Limitations & Future Work¶
- The training pipeline is relatively complex (three stages, multiple score models), potentially leading to high total training costs and sensitive hyperparameter tuning (e.g., loss weights and update frequency).
- Training and evaluation are currently focused on synthetic degradation (RealBasicVSR pipeline); generalization to complex real-world degradations requires further validation.
- While 1.3B parameters is much smaller than SeedVR2-7B, it remains large for edge deployment; model compression could be integrated.
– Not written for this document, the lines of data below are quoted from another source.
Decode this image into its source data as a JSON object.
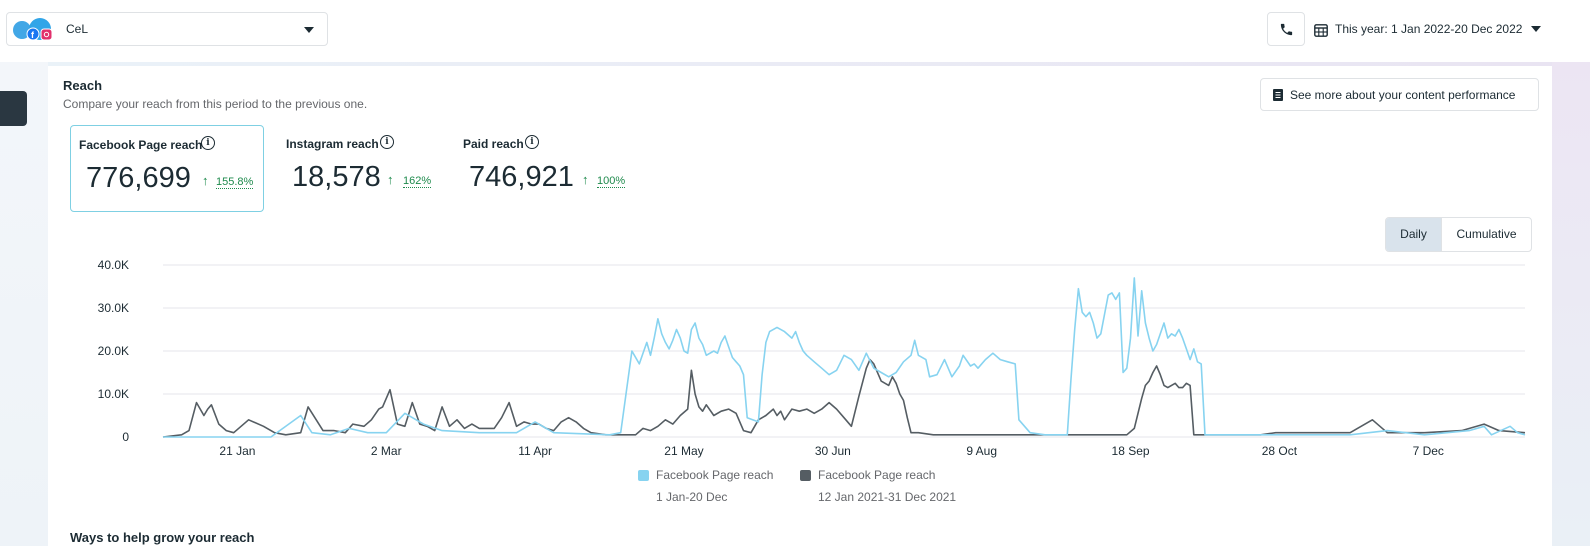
{
  "header": {
    "account_name": "CeL",
    "date_range": "This year: 1 Jan 2022-20 Dec 2022"
  },
  "reach_card": {
    "title": "Reach",
    "subtitle": "Compare your reach from this period to the previous one.",
    "see_more_label": "See more about your content performance",
    "metrics": [
      {
        "label": "Facebook Page reach",
        "value": "776,699",
        "change": "155.8%",
        "selected": true
      },
      {
        "label": "Instagram reach",
        "value": "18,578",
        "change": "162%",
        "selected": false
      },
      {
        "label": "Paid reach",
        "value": "746,921",
        "change": "100%",
        "selected": false
      }
    ],
    "view_toggle": {
      "daily": "Daily",
      "cumulative": "Cumulative",
      "selected": "daily"
    },
    "footer_heading": "Ways to help grow your reach"
  },
  "colors": {
    "current_series": "#87d3f0",
    "previous_series": "#555d63",
    "metric_selected_border": "#7fd0e3",
    "positive_change": "#1e8a4c"
  },
  "icons": [
    "facebook-icon",
    "instagram-icon",
    "phone-icon",
    "calendar-icon",
    "document-icon",
    "info-icon",
    "chevron-down-icon",
    "arrow-up-icon"
  ],
  "chart_data": {
    "type": "line",
    "title": "",
    "xlabel": "",
    "ylabel": "",
    "ylim": [
      0,
      40000
    ],
    "y_ticks": [
      {
        "value": 0,
        "label": "0"
      },
      {
        "value": 10000,
        "label": "10.0K"
      },
      {
        "value": 20000,
        "label": "20.0K"
      },
      {
        "value": 30000,
        "label": "30.0K"
      },
      {
        "value": 40000,
        "label": "40.0K"
      }
    ],
    "x_ticks": [
      {
        "day": 21,
        "label": "21 Jan"
      },
      {
        "day": 61,
        "label": "2 Mar"
      },
      {
        "day": 101,
        "label": "11 Apr"
      },
      {
        "day": 141,
        "label": "21 May"
      },
      {
        "day": 181,
        "label": "30 Jun"
      },
      {
        "day": 221,
        "label": "9 Aug"
      },
      {
        "day": 261,
        "label": "18 Sep"
      },
      {
        "day": 301,
        "label": "28 Oct"
      },
      {
        "day": 341,
        "label": "7 Dec"
      }
    ],
    "grid": true,
    "legend_position": "bottom",
    "series": [
      {
        "name": "Facebook Page reach",
        "range": "1 Jan-20 Dec",
        "color": "#87d3f0",
        "points": [
          [
            1,
            0
          ],
          [
            20,
            0
          ],
          [
            30,
            0
          ],
          [
            38,
            5000
          ],
          [
            41,
            1000
          ],
          [
            46,
            500
          ],
          [
            51,
            2000
          ],
          [
            56,
            1000
          ],
          [
            61,
            1000
          ],
          [
            66,
            5500
          ],
          [
            71,
            3000
          ],
          [
            76,
            1500
          ],
          [
            86,
            1000
          ],
          [
            96,
            1000
          ],
          [
            101,
            3500
          ],
          [
            106,
            1000
          ],
          [
            121,
            500
          ],
          [
            124,
            1000
          ],
          [
            127,
            20000
          ],
          [
            129,
            17000
          ],
          [
            131,
            22000
          ],
          [
            132,
            19000
          ],
          [
            133,
            23000
          ],
          [
            134,
            27500
          ],
          [
            135,
            24000
          ],
          [
            136,
            22000
          ],
          [
            137,
            20500
          ],
          [
            138,
            22500
          ],
          [
            139,
            25000
          ],
          [
            140,
            23000
          ],
          [
            141,
            20000
          ],
          [
            142,
            19500
          ],
          [
            143,
            25000
          ],
          [
            144,
            26500
          ],
          [
            145,
            23000
          ],
          [
            146,
            21500
          ],
          [
            147,
            19000
          ],
          [
            149,
            20000
          ],
          [
            150,
            19500
          ],
          [
            151,
            22000
          ],
          [
            152,
            23500
          ],
          [
            153,
            21000
          ],
          [
            154,
            18500
          ],
          [
            155,
            17500
          ],
          [
            156,
            16500
          ],
          [
            157,
            14500
          ],
          [
            158,
            4500
          ],
          [
            161,
            3500
          ],
          [
            162,
            14500
          ],
          [
            163,
            22000
          ],
          [
            164,
            24500
          ],
          [
            166,
            25500
          ],
          [
            168,
            24500
          ],
          [
            170,
            23000
          ],
          [
            171,
            24500
          ],
          [
            172,
            22000
          ],
          [
            173,
            20000
          ],
          [
            174,
            19000
          ],
          [
            176,
            17500
          ],
          [
            178,
            16000
          ],
          [
            180,
            14500
          ],
          [
            182,
            15500
          ],
          [
            184,
            19000
          ],
          [
            186,
            18000
          ],
          [
            188,
            15500
          ],
          [
            190,
            19500
          ],
          [
            192,
            16000
          ],
          [
            194,
            15000
          ],
          [
            196,
            14000
          ],
          [
            198,
            15000
          ],
          [
            200,
            17500
          ],
          [
            202,
            19000
          ],
          [
            203,
            22500
          ],
          [
            204,
            19000
          ],
          [
            206,
            18000
          ],
          [
            207,
            14000
          ],
          [
            209,
            14500
          ],
          [
            211,
            18000
          ],
          [
            213,
            14000
          ],
          [
            215,
            16500
          ],
          [
            216,
            19000
          ],
          [
            218,
            16500
          ],
          [
            219,
            17000
          ],
          [
            220,
            16000
          ],
          [
            222,
            18000
          ],
          [
            224,
            19500
          ],
          [
            226,
            18000
          ],
          [
            228,
            17500
          ],
          [
            230,
            17000
          ],
          [
            231,
            4000
          ],
          [
            234,
            1000
          ],
          [
            238,
            500
          ],
          [
            244,
            500
          ],
          [
            245,
            13500
          ],
          [
            246,
            25000
          ],
          [
            247,
            34500
          ],
          [
            248,
            29000
          ],
          [
            249,
            28000
          ],
          [
            250,
            29000
          ],
          [
            251,
            26500
          ],
          [
            252,
            23000
          ],
          [
            253,
            24000
          ],
          [
            254,
            28500
          ],
          [
            255,
            33000
          ],
          [
            256,
            33500
          ],
          [
            257,
            32000
          ],
          [
            258,
            33500
          ],
          [
            259,
            15000
          ],
          [
            260,
            16000
          ],
          [
            261,
            23000
          ],
          [
            262,
            37000
          ],
          [
            263,
            23500
          ],
          [
            264,
            34000
          ],
          [
            265,
            26500
          ],
          [
            266,
            23000
          ],
          [
            267,
            20000
          ],
          [
            268,
            21500
          ],
          [
            269,
            24000
          ],
          [
            270,
            26500
          ],
          [
            271,
            23000
          ],
          [
            272,
            24000
          ],
          [
            273,
            23500
          ],
          [
            274,
            25000
          ],
          [
            275,
            23000
          ],
          [
            276,
            20500
          ],
          [
            277,
            18000
          ],
          [
            278,
            20500
          ],
          [
            279,
            17500
          ],
          [
            280,
            17000
          ],
          [
            281,
            500
          ],
          [
            290,
            500
          ],
          [
            300,
            500
          ],
          [
            320,
            500
          ],
          [
            330,
            1500
          ],
          [
            340,
            500
          ],
          [
            352,
            1500
          ],
          [
            356,
            2500
          ],
          [
            358,
            500
          ],
          [
            363,
            2500
          ],
          [
            365,
            1000
          ],
          [
            367,
            500
          ]
        ]
      },
      {
        "name": "Facebook Page reach",
        "range": "12 Jan 2021-31 Dec 2021",
        "color": "#555d63",
        "points": [
          [
            1,
            0
          ],
          [
            6,
            500
          ],
          [
            8,
            1500
          ],
          [
            10,
            8000
          ],
          [
            12,
            5000
          ],
          [
            13,
            6500
          ],
          [
            14,
            7500
          ],
          [
            16,
            3000
          ],
          [
            18,
            1500
          ],
          [
            20,
            1000
          ],
          [
            24,
            4000
          ],
          [
            28,
            2500
          ],
          [
            31,
            1000
          ],
          [
            34,
            500
          ],
          [
            38,
            1000
          ],
          [
            40,
            7000
          ],
          [
            44,
            1500
          ],
          [
            47,
            1500
          ],
          [
            50,
            1000
          ],
          [
            52,
            3000
          ],
          [
            55,
            2500
          ],
          [
            57,
            4000
          ],
          [
            59,
            6500
          ],
          [
            60,
            7000
          ],
          [
            62,
            11000
          ],
          [
            64,
            3000
          ],
          [
            66,
            2500
          ],
          [
            68,
            8000
          ],
          [
            70,
            3000
          ],
          [
            72,
            2500
          ],
          [
            74,
            1500
          ],
          [
            76,
            7000
          ],
          [
            78,
            2500
          ],
          [
            80,
            4000
          ],
          [
            82,
            2000
          ],
          [
            84,
            3000
          ],
          [
            86,
            2000
          ],
          [
            90,
            2000
          ],
          [
            92,
            4500
          ],
          [
            94,
            8000
          ],
          [
            96,
            2500
          ],
          [
            98,
            3500
          ],
          [
            100,
            3000
          ],
          [
            102,
            3000
          ],
          [
            104,
            2000
          ],
          [
            106,
            1500
          ],
          [
            108,
            3500
          ],
          [
            110,
            4500
          ],
          [
            112,
            3500
          ],
          [
            114,
            2000
          ],
          [
            116,
            1000
          ],
          [
            120,
            500
          ],
          [
            124,
            500
          ],
          [
            128,
            500
          ],
          [
            130,
            2000
          ],
          [
            132,
            1500
          ],
          [
            134,
            2500
          ],
          [
            136,
            4000
          ],
          [
            138,
            3000
          ],
          [
            140,
            5000
          ],
          [
            142,
            6500
          ],
          [
            143,
            15500
          ],
          [
            144,
            10000
          ],
          [
            145,
            7000
          ],
          [
            146,
            6000
          ],
          [
            147,
            7500
          ],
          [
            149,
            5000
          ],
          [
            151,
            6000
          ],
          [
            153,
            6500
          ],
          [
            155,
            5500
          ],
          [
            157,
            1500
          ],
          [
            159,
            1000
          ],
          [
            161,
            4000
          ],
          [
            163,
            5000
          ],
          [
            165,
            6500
          ],
          [
            166,
            5000
          ],
          [
            167,
            6000
          ],
          [
            168,
            4000
          ],
          [
            170,
            6500
          ],
          [
            172,
            6000
          ],
          [
            174,
            6500
          ],
          [
            176,
            5500
          ],
          [
            178,
            6500
          ],
          [
            180,
            8000
          ],
          [
            182,
            6500
          ],
          [
            184,
            4500
          ],
          [
            186,
            2500
          ],
          [
            188,
            9500
          ],
          [
            190,
            16000
          ],
          [
            191,
            18000
          ],
          [
            192,
            17000
          ],
          [
            194,
            13000
          ],
          [
            196,
            12000
          ],
          [
            197,
            14000
          ],
          [
            198,
            12500
          ],
          [
            199,
            10000
          ],
          [
            200,
            8500
          ],
          [
            201,
            4500
          ],
          [
            202,
            1000
          ],
          [
            204,
            1000
          ],
          [
            208,
            500
          ],
          [
            212,
            500
          ],
          [
            220,
            500
          ],
          [
            230,
            500
          ],
          [
            238,
            500
          ],
          [
            250,
            500
          ],
          [
            256,
            500
          ],
          [
            260,
            500
          ],
          [
            262,
            2000
          ],
          [
            264,
            9000
          ],
          [
            265,
            12000
          ],
          [
            266,
            13000
          ],
          [
            267,
            15000
          ],
          [
            268,
            16500
          ],
          [
            269,
            14500
          ],
          [
            270,
            12000
          ],
          [
            271,
            11500
          ],
          [
            272,
            12000
          ],
          [
            273,
            12500
          ],
          [
            274,
            11500
          ],
          [
            275,
            11500
          ],
          [
            276,
            12500
          ],
          [
            277,
            12000
          ],
          [
            278,
            500
          ],
          [
            288,
            500
          ],
          [
            296,
            500
          ],
          [
            300,
            1000
          ],
          [
            310,
            1000
          ],
          [
            320,
            1000
          ],
          [
            326,
            4000
          ],
          [
            330,
            1000
          ],
          [
            340,
            1000
          ],
          [
            350,
            1500
          ],
          [
            356,
            3000
          ],
          [
            360,
            1500
          ],
          [
            367,
            1000
          ]
        ]
      }
    ]
  }
}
- Preference fine-tuning depends on specific quality assessment models, where different standards might lead to varying optimization directions.
Related Work & Insights¶
- vs DOVE: DOVE uses regression loss and two-stage training, leading to blurry one-step outputs; DUO-VSR ensures both fidelity and perceptual quality via dual-stream distillation and DPO.
- vs SeedVR2: SeedVR2 uses large discriminators for adversarial post-training (APT), which can be unstable; DUO-VSR’s RFS-GAN leverages existing score model features for stability via stop-gradients.
- vs DMD2: DMD2 places GAN in a later fine-tuning phase using only fake score model features; DUO-VSR joint optimizes from the start and utilizes both real and fake score model features for comprehensive supervision.
Rating¶
- Novelty: ⭐⭐⭐⭐ Innovative DMD+GAN joint optimization and deep analysis of DMD failure modes in VSR.
- Experimental Thoroughness: ⭐⭐⭐⭐⭐ Evaluated across five datasets (synthetic+real+AIGC) with complete ablation of stages and strategies.
- Writing Quality: ⭐⭐⭐⭐ Clear logic, thorough problem analysis, and intuitive visual aids.
- Value: ⭐⭐⭐⭐ The efficiency of processing 1080p video in 11.3s is highly attractive, though training complexity remains a hurdle.